First, a young Buddhist monk named Chuc Phu, nephew of my friend Bong. The highlight of my visit with him was to use his fast computer, while he smoked outside (so much for stereotypes, huh?) And, let me not forget to mention, the marvelous an chay (vegetarian) food. Fortunately not eaten in silence, but with lots of laughter and semi-serious discussion with him and his fellow monk (I'm trying to find out what Hoa Hao Buddhists believe, but still don't quite get it.)

Then, the next day I was headed for a village 20 or 30 miles (I think; I'm not good at kilometer conversion) to the west of Sai Gon in Long An province. Here lived the mother of a friend, Hanh. Hanh and her husband Doan have 4 beautiful children whom they have raised while the young couple held down 3 or 4 jobs between them. And Hanh's mother has never seen these children. I don't know why I want to see people's parents so much; maybe it's because so few people I know now have ever met my own parents, and I feel that's a great loss. So I wanted to meet Hanh's mother, and tell her what beautiful grandchildren she had.
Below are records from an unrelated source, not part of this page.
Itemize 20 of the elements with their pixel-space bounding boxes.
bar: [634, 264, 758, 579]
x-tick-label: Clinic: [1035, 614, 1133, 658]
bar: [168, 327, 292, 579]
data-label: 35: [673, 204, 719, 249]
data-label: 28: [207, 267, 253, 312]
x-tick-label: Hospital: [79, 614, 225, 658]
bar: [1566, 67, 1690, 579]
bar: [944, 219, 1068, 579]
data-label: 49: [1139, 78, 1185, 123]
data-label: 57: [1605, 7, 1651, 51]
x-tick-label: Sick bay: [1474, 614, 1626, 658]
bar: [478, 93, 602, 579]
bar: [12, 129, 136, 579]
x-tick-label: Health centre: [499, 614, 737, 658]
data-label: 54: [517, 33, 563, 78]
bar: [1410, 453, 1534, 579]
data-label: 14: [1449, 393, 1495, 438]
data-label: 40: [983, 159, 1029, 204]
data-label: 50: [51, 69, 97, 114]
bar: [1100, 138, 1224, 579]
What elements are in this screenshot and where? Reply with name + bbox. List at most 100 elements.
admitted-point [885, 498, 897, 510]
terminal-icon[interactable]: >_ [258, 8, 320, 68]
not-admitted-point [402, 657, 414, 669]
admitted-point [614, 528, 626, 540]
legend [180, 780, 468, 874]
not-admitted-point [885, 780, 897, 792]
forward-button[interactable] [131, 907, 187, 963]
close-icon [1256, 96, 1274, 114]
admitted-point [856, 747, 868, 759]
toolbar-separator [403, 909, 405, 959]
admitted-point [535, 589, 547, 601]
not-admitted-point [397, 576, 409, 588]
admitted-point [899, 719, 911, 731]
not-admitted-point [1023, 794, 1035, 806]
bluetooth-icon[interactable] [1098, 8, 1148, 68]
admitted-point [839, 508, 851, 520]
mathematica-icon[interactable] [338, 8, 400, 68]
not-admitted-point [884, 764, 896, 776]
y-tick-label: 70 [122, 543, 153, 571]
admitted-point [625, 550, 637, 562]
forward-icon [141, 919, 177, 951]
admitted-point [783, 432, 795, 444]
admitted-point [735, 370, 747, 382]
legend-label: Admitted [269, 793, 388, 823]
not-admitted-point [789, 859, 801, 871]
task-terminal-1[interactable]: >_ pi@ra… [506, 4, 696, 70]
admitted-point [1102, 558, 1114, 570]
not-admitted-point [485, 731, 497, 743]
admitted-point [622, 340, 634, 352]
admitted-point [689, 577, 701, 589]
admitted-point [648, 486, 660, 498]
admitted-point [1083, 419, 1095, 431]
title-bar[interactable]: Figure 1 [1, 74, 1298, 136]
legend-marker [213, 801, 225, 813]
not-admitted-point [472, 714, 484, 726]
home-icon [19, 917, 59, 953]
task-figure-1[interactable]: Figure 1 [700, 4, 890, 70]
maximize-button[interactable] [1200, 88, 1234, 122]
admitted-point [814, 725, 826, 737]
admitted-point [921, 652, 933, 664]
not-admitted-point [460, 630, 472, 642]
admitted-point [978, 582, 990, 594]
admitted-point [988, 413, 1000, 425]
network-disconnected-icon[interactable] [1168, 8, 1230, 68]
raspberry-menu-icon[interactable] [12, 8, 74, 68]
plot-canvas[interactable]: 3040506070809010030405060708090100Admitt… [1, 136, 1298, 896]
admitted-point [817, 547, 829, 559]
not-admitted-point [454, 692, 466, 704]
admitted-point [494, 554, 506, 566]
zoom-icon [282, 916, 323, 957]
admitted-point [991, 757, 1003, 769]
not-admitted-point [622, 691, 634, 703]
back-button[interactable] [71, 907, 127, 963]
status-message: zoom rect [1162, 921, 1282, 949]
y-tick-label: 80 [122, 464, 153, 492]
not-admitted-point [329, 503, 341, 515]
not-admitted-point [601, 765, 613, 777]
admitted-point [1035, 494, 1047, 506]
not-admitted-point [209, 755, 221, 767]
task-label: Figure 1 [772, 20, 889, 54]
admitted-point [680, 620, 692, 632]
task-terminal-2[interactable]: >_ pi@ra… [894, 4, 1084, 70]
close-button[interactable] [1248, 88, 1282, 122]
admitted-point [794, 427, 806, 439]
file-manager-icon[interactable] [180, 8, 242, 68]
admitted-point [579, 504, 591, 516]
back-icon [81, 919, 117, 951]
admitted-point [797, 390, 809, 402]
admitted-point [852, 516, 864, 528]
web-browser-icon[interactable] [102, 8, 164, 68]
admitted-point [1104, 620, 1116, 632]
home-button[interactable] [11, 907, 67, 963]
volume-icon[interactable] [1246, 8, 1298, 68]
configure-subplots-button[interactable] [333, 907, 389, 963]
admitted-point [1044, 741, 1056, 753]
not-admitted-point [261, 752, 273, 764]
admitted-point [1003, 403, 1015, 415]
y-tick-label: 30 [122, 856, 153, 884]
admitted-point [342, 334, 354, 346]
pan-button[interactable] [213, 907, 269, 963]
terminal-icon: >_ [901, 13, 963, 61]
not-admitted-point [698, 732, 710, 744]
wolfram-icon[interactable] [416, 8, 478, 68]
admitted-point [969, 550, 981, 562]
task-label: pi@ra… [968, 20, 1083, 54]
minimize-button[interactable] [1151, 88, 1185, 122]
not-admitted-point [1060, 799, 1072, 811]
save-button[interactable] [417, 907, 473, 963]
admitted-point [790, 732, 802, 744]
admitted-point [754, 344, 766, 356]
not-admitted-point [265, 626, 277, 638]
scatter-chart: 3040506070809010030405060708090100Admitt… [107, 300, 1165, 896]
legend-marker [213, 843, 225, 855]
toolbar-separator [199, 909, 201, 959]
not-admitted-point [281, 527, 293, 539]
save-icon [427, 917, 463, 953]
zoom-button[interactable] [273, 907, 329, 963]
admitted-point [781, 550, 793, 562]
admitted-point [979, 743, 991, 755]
But to get there was complicated. I wanted to get to Long An province, Huyen (?) Duc Hoa, Village Tan My. I took my handy xe lam to the Mien Tay bus station (and always have good conversations on the way). But turns out, no bus left from there to Long An. So I made it to the Cho Lon bus station, where no bus left for Duc Hoa that day, but one left for Duc Hue and you could get off at Duc Hoa, then rent a honda to Xa Tan My. So several hours later (during which time I was lucky enough to get my choice of seats, in the front) the bus left. All the wonderful sights and sounds of travel in Vietnam -- bicycles hoisted onto and off of the roof, live chickens got put there too, people exiting out of the window (which was much faster than moving the dozens of people sitting in the path to the door). And almost always I run into very sweet helpful friendly people. (Allah be praised, I have yet to run into those who want to practice their English on me, but I know that's coming...) Turns out I could stay on the bus up to Tan My.

This area seemed to have more than its share of large red banners, sporting, I'm sure, inspirational Communist slogans. Statues of heroic youth, cemetaries.

Then I got off, and the phone # didn't get anyone. But a showing of my photo album did immediately. Hanh's mother was a short little lady who looked just like Hanh. She insisted on carrying my backpack... In a small simple literally "tarpaper" home, I saw the way Hanh -- the mother of Ja Linh who is at the top of her Grade 1 class -- grew up.

I think on that note, I'll give my readers a break. We went on to visit Chu 8 -- Uncle 8, who raised Doan, the Amerasian, when he ran away from home. But Doan's story can wait for next week, when I visited his mother also.

Wishing you all happiness -- congratulations to Matt and Darlene on their new arrival!